Точно пословицей, сорим мы этой фразой, даже подумать не успевая, что смысл ее скрыт не в словах, а в тире между ними. В маленьком тире, которым мы единым махом, а жизнь не сразу – миг за мигом – вычеркивает собственные имена. При нашем злостном попустительстве!
Но до этого А.И.Голенец додумался с преступным опозданием, а относительно начала нашего рассказа – почти что год спустя, когда мамаша его, В.К.Голенец-Тимошкина, уже навсегда исчезла из видимого мира.
Пока же, в начале этой истории, Альберт Иванович пребывал в счастливом и непростительном неведении. То есть мамаша его, прежде на две головы над ним возвышавшаяся, теперь на цыпочки приподнималась, чтобы его за шиворот ухватить, а он и в ус не дул – весь новым заказом околдован.
Что правда, то правда: заказов таких А.И. отродясь не получал – для областного академического театра в оперу Верди «Отелло». Но только плохие дети тем и плохи, что непременно себе оправдание отыщут.
Оправдания же для А.И. не было – не было, и взяться оно ниоткуда не могло.
1
А природа в ту весну не встала – буквально вскочила на ноги. И людям тоже пришлось подхватиться, забегать. Казалось, один только скрипучий велосипед Альберта Ивановича не прибавил поселку скорости и суеты. Даже плавная, будто струйка киселя, Таисья, мимо палисада которой А.И. ехал, конечно, уже без прежней оторопи и тоски, однако – делая немалый круг – каждый день все-таки ехал, Таисья и та клокотала среди грядок вертким родничком.
А о мамаше и говорить нечего. И раньше всякую весну в ней просыпался неудержимый инстинкт продолжения рода и вида репчатых, зернобобовых и особенно пасленовых культур. Теперь же, когда рассада на балконе уже друг друга глушить принялась, а земля только-только очнулась и пригрелась, удержу мамаше не стало никакого. Ехай с ней на участок да ехай.

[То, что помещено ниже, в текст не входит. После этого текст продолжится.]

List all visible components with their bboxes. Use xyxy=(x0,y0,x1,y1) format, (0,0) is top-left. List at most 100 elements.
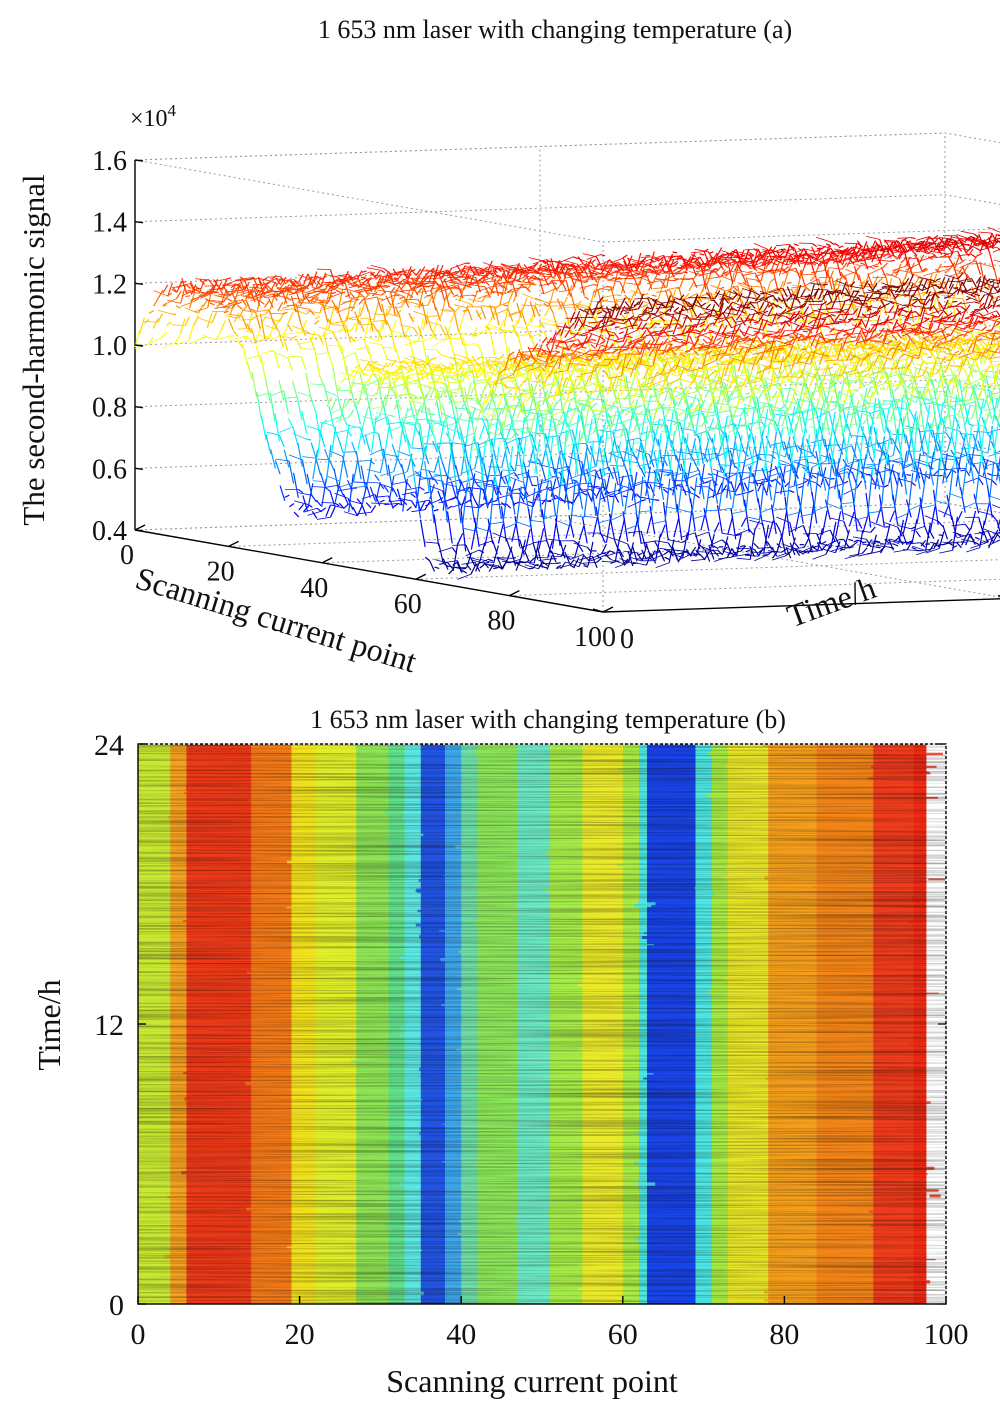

Альберт же Иванович любил весну издалека: чтоб за плечами – пресса и прочая ожидаемая корреспонденция, чтоб под ногами – педали, а за штакетником – сады насквозь в цвету, точно застывший фейерверк, точно сфотографированный на долгую память праздник.

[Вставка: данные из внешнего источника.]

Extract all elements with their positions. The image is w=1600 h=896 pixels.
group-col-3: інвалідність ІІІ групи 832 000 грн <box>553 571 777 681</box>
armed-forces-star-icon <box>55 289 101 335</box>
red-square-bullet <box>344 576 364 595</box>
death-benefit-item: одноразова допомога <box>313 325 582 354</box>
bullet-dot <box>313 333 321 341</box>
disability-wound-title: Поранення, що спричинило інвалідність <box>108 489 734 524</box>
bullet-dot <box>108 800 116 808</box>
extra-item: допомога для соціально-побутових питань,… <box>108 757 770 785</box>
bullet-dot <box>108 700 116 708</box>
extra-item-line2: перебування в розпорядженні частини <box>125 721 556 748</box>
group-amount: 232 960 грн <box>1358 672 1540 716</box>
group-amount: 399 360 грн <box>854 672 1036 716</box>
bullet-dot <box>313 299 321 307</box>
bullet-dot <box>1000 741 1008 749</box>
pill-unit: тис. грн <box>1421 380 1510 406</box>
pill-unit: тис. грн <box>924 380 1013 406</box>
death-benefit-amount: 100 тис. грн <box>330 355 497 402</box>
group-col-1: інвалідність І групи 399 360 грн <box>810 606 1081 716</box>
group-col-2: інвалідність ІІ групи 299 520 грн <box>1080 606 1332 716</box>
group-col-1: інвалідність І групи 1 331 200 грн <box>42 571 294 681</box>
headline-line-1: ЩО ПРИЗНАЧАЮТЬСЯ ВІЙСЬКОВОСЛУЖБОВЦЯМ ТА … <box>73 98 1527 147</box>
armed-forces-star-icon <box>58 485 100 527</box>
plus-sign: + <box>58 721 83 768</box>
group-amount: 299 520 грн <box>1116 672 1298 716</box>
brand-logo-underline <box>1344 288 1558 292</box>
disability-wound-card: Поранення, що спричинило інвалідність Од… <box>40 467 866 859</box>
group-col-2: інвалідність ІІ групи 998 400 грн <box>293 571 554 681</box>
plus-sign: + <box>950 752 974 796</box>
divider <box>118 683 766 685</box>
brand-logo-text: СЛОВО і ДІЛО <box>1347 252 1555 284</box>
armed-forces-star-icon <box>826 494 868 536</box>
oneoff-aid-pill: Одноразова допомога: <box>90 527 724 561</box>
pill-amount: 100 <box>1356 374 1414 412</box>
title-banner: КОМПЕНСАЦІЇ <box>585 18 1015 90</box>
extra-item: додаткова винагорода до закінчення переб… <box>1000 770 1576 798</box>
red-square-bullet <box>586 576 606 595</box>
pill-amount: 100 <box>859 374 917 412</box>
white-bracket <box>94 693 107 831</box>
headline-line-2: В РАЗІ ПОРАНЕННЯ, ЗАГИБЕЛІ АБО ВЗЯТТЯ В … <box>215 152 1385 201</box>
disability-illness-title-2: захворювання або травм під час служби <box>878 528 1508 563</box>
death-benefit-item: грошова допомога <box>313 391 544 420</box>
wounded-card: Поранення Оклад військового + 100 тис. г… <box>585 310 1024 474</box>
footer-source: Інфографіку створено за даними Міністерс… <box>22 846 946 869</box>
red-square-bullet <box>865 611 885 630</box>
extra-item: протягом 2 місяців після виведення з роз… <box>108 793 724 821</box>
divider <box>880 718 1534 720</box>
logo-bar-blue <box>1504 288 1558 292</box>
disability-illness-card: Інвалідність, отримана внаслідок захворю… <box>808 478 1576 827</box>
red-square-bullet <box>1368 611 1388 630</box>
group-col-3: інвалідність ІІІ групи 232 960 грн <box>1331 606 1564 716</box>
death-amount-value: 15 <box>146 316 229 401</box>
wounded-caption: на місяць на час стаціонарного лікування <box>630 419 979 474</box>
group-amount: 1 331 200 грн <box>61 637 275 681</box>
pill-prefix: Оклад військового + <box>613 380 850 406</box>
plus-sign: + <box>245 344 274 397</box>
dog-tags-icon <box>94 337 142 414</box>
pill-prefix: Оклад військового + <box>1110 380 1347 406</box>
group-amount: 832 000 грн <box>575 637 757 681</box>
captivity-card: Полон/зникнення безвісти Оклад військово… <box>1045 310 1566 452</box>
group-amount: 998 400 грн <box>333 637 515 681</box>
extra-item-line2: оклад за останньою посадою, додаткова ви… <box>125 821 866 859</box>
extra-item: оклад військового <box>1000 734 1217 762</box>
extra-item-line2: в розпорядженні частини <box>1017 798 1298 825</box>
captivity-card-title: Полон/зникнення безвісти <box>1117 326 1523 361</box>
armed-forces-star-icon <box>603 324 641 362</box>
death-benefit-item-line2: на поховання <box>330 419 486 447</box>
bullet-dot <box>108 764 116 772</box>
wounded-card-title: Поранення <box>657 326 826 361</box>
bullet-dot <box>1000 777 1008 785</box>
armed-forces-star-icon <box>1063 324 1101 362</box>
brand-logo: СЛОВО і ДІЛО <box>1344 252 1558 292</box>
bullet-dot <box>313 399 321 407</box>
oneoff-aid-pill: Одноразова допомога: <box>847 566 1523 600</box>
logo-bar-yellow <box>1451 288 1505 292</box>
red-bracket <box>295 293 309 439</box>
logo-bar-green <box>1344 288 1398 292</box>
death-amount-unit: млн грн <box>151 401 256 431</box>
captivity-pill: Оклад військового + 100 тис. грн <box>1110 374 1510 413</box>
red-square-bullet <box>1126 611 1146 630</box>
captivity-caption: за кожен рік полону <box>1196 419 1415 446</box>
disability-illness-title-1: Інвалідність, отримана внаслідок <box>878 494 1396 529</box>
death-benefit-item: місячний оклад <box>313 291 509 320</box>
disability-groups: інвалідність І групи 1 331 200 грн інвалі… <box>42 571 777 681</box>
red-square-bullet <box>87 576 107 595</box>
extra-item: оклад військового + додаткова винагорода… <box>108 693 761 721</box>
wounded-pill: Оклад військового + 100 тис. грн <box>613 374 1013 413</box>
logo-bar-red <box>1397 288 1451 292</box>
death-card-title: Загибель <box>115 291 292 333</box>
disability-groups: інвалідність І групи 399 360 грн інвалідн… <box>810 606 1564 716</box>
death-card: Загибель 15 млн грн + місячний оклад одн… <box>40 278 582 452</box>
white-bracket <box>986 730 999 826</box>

(Того и оно, что на долгую память! Да кто же знал, кто такое помыслить мог?!)
А еще лучше – чтобы вокруг – чуть оперившийся лесок, а в руках – свирелька недостроенная. Птицы – не то что соседи: птицы не обижались на пронзительность нот. Один только дятел – ну что тебе тетя Дуся из-за стенки: тук-тук-тук – буквально из себя выходил. А А.И. ему скажет, бывало:
– Дуся ты, дуся!– и расхохочется, и оттого еще бестревожней на сердце станет.
(И это в последнюю-то мамашину весну! Да кто же знал? Кто, пусть в страшном сне, такое привидеть мог?)
По выходным мамаша на него обижалась вдвойне:
– Я все же не ломовая лошадь. А и лошади отдых положен.
Но А.И. всякий раз, с постыдной бестрепетностью упершись в стол, тряс на это пухлыми щеками:
– Сегодня – без меня, мамаша. Сегодня без меня!
Вот и в тот четверг, даже, пожалуй, в тот самый миг, когда Ирина Олеговна храбро нырнула длинным каблучком в мягкую грязь их автостанции, а он еще знать не знал, что особенная эта женщина есть на свете, но все-таки в стол уперся, лоб насупил:
– Я художник, мамаша. Художник! Меня вдохновения посещают!
– Вот беда: папка пил, а дитя в ответе.
– Если вы меня опять придурком обзывать станете!..
– А не обзову – поумнеешь, что ли?
– Вам картошка лучше сына,– упрекнул и устыдился тут же.
– Нехристь, турок! Я ее для кого сажаю?– И жалейку начатую со стола – хвать.– Ну? Теперь чем отговариваться станешь?
Конечно, обидно ей: первый он у нее, болезненный, трудный. До трех с половиной молчком молчал – извелась по бездорожью к докторам ездить. А потом младшенькие пошли – от нового мужа,– злющие. Пихаются, щиплют – радостно им, что он мягонький и тихий. Бывало, всякий свободный миг мамаша через пустырь домой мчит: Мишку за чуб оттащит, Светку за косу (а случалось, и подружек Светка назовет: одни щекочут, а другие штаны вниз тащат – бесстыжие), обнимет его, прижмет: «Альбешечка моя, балбешечка»,– и с собой уведет в контору.
Конечно, теперь ей обидно стало – до крика, до духоты:
– Нет у меня сына! Одна под забором издыхать буду. Давите, топчите – некому заступиться!– И кофту распахнула, и в потолок жалобно стала смотреть, будто она в самом деле под забором уже, а над нею – «Жигули» да БелАЗы.
– Мамаша…– и голос дрогнул вдруг.
И что всего-то постыдней – ведь и сам бы сказать не мог: так ли уж потрясла его изображенная картина или же наперед знал: вмиг оттает мамаша – стоит ему только слезу пустить.